The PEOPLE, etc., Respondent, v. Victor HERRERA, Appellant.

Decided: July 23, 2001

FRED T. SANTUCCI, J.P., GLORIA GOLDSTEIN, ANITA R. FLORIO and STEPHEN G. CRANE, JJ. Lynn W.L. Fahey, New York, N.Y. (Joshua M. Levine of counsel), for appellant, and appellant pro se. Richard A. Brown, District Attorney, Kew Gardens, N.Y. (John M. Castellano, Nicoletta J. Caferri, George Freed, Ellen C. Abbot, and Daniel Schlachet of counsel), for respondent.

Appeal by the defendant from a judgment of the Supreme Court, Queens County (Dunlop, J.), rendered February 1, 1999, convicting him of criminal sale of a controlled substance in the third degree (two counts), criminal possession of a controlled substance in the third degree, and criminal possession of a controlled substance in the seventh degree, upon a jury verdict, and imposing sentence.

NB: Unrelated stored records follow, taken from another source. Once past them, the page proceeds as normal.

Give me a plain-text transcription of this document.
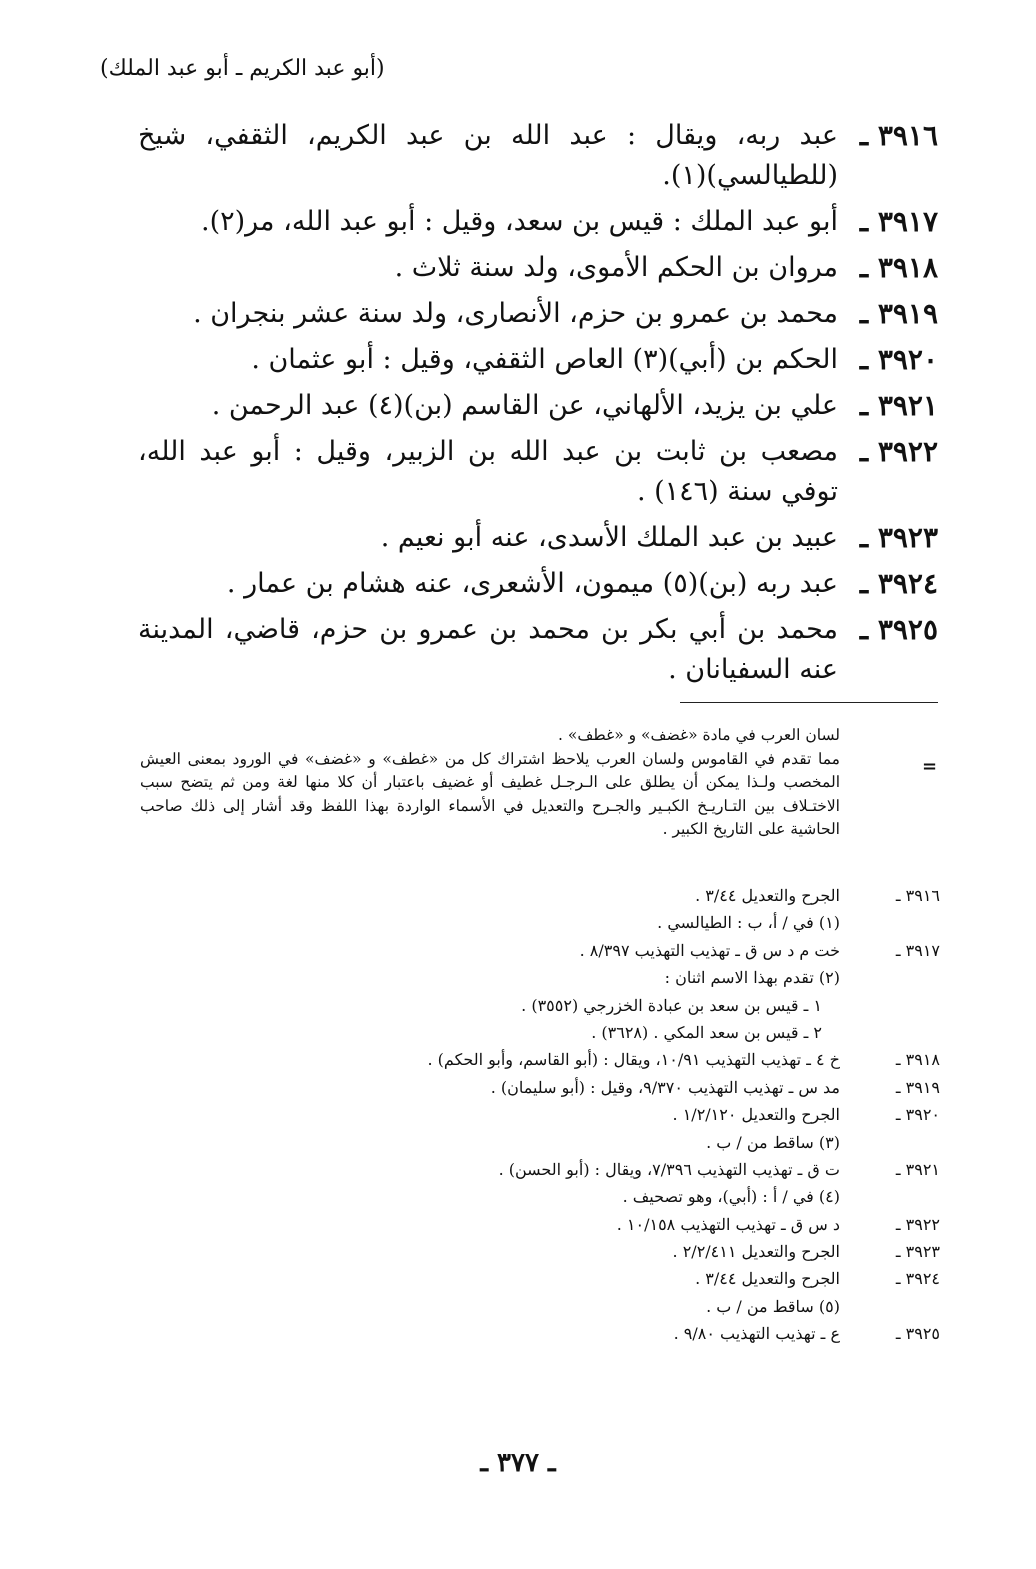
(أبو عبد الكريم ـ أبو عبد الملك)
٣٩١٦ ـ
عبد ربه، ويقال : عبد الله بن عبد الكريم، الثقفي، شيخ (للطيالسي)(١).
٣٩١٧ ـ
أبو عبد الملك : قيس بن سعد، وقيل : أبو عبد الله، مر(٢).
٣٩١٨ ـ
مروان بن الحكم الأموى، ولد سنة ثلاث .
٣٩١٩ ـ
محمد بن عمرو بن حزم، الأنصارى، ولد سنة عشر بنجران .
٣٩٢٠ ـ
الحكم بن (أبي)(٣) العاص الثقفي، وقيل : أبو عثمان .
٣٩٢١ ـ
علي بن يزيد، الألهاني، عن القاسم (بن)(٤) عبد الرحمن .
٣٩٢٢ ـ
مصعب بن ثابت بن عبد الله بن الزبير، وقيل : أبو عبد الله، توفي سنة (١٤٦) .
٣٩٢٣ ـ
عبيد بن عبد الملك الأسدى، عنه أبو نعيم .
٣٩٢٤ ـ
عبد ربه (بن)(٥) ميمون، الأشعرى، عنه هشام بن عمار .
٣٩٢٥ ـ
محمد بن أبي بكر بن محمد بن عمرو بن حزم، قاضي، المدينة عنه السفيانان .
=
لسان العرب في مادة «غضف» و «غطف» .
مما تقدم في القاموس ولسان العرب يلاحظ اشتراك كل من «غطف» و «غضف» في الورود بمعنى العيش المخصب ولـذا يمكن أن يطلق على الـرجـل غطيف أو غضيف باعتبار أن كلا منها لغة ومن ثم يتضح سبب الاختـلاف بين التـاريـخ الكبـير والجـرح والتعديل في الأسماء الواردة بهذا اللفظ وقد أشار إلى ذلك صاحب الحاشية على التاريخ الكبير .
٣٩١٦ ـ
الجرح والتعديل ٣/٤٤ .
(١) في / أ، ب : الطيالسي .
٣٩١٧ ـ
خت م د س ق ـ تهذيب التهذيب ٨/٣٩٧ .
(٢) تقدم بهذا الاسم اثنان :
١ ـ قيس بن سعد بن عبادة الخزرجي (٣٥٥٢) .
٢ ـ قيس بن سعد المكي . (٣٦٢٨) .
٣٩١٨ ـ
خ ٤ ـ تهذيب التهذيب ١٠/٩١، ويقال : (أبو القاسم، وأبو الحكم) .
٣٩١٩ ـ
مد س ـ تهذيب التهذيب ٩/٣٧٠، وقيل : (أبو سليمان) .
٣٩٢٠ ـ
الجرح والتعديل ١/٢/١٢٠ .
(٣) ساقط من / ب .
٣٩٢١ ـ
ت ق ـ تهذيب التهذيب ٧/٣٩٦، ويقال : (أبو الحسن) .
(٤) في / أ : (أبي)، وهو تصحيف .
٣٩٢٢ ـ
د س ق ـ تهذيب التهذيب ١٠/١٥٨ .
٣٩٢٣ ـ
الجرح والتعديل ٢/٢/٤١١ .
٣٩٢٤ ـ
الجرح والتعديل ٣/٤٤ .
(٥) ساقط من / ب .
٣٩٢٥ ـ
ع ـ تهذيب التهذيب ٩/٨٠ .
ـ ٣٧٧ ـ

ORDERED that the judgment is affirmed.

Using binoculars, police officers situated on a rooftop observed the defendant and another individual selling crack cocaine to two buyers on a street in Queens.   After conveying descriptions of the buyers and sellers and the location of the crack cocaine to backup teams of police officers, the buyers and sellers were arrested, and the crack cocaine was found nearby in a plastic bag.

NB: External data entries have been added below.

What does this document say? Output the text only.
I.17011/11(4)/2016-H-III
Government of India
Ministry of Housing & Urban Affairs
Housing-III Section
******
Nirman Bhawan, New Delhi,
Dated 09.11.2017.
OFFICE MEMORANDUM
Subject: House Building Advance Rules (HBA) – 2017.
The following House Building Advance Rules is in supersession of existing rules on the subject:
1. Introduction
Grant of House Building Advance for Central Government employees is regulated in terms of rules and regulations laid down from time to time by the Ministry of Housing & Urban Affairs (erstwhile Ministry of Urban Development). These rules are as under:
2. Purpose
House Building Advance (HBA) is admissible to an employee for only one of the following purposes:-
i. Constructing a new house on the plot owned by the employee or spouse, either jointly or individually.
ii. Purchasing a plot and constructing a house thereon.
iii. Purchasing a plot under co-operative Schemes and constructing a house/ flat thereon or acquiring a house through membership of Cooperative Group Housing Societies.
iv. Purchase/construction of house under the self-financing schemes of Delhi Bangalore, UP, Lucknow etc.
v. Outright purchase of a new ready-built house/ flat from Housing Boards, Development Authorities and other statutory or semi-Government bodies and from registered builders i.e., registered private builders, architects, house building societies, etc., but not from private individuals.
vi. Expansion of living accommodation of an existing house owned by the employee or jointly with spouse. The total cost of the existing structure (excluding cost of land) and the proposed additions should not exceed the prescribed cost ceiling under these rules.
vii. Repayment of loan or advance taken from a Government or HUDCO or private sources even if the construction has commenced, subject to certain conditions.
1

 There is no merit to the defendant's claim that the Supreme Court should have issued a missing witness charge to the jury because not every police officer at the scene testified at trial.   Both the arresting officer and the officer who observed the defendant selling crack cocaine and conveyed his description to the backup team testified.   While the defendant claimed that a third officer actually arrested him, the defendant could have subpoenaed this witness, yet failed to do so.   The People need not have called this third officer to testify where, according to the People's theory of the case, his testimony would merely have been cumulative and he had no knowledge of material facts (see, People v. Lyons, 81 N.Y.2d 753, 593 N.Y.S.2d 776, 609 N.E.2d 129;  People v. Profit, 200 A.D.2d 639, 606 N.Y.S.2d 745;  cf., People v. Kitching, 78 N.Y.2d 532, 577 N.Y.S.2d 231, 583 N.E.2d 944;  People v. Gladden, 180 A.D.2d 747, 580 N.Y.S.2d 383).

 The defendant was not entitled to an adverse inference charge based on the People's failure to produce a photograph taken at the central booking office of the police department where another photograph of the defendant, taken shortly after his arrest, was received in evidence (see, People v. Steinbergin, 251 A.D.2d 247, 247-248, 673 N.Y.S.2d 316;  cf., People v. Cobb, 104 A.D.2d 656, 480 N.Y.S.2d 33).

The defendant's remaining contentions, including these raised in his supplemental pro se brief, are unpreserved for appellate review and, in any event, without merit.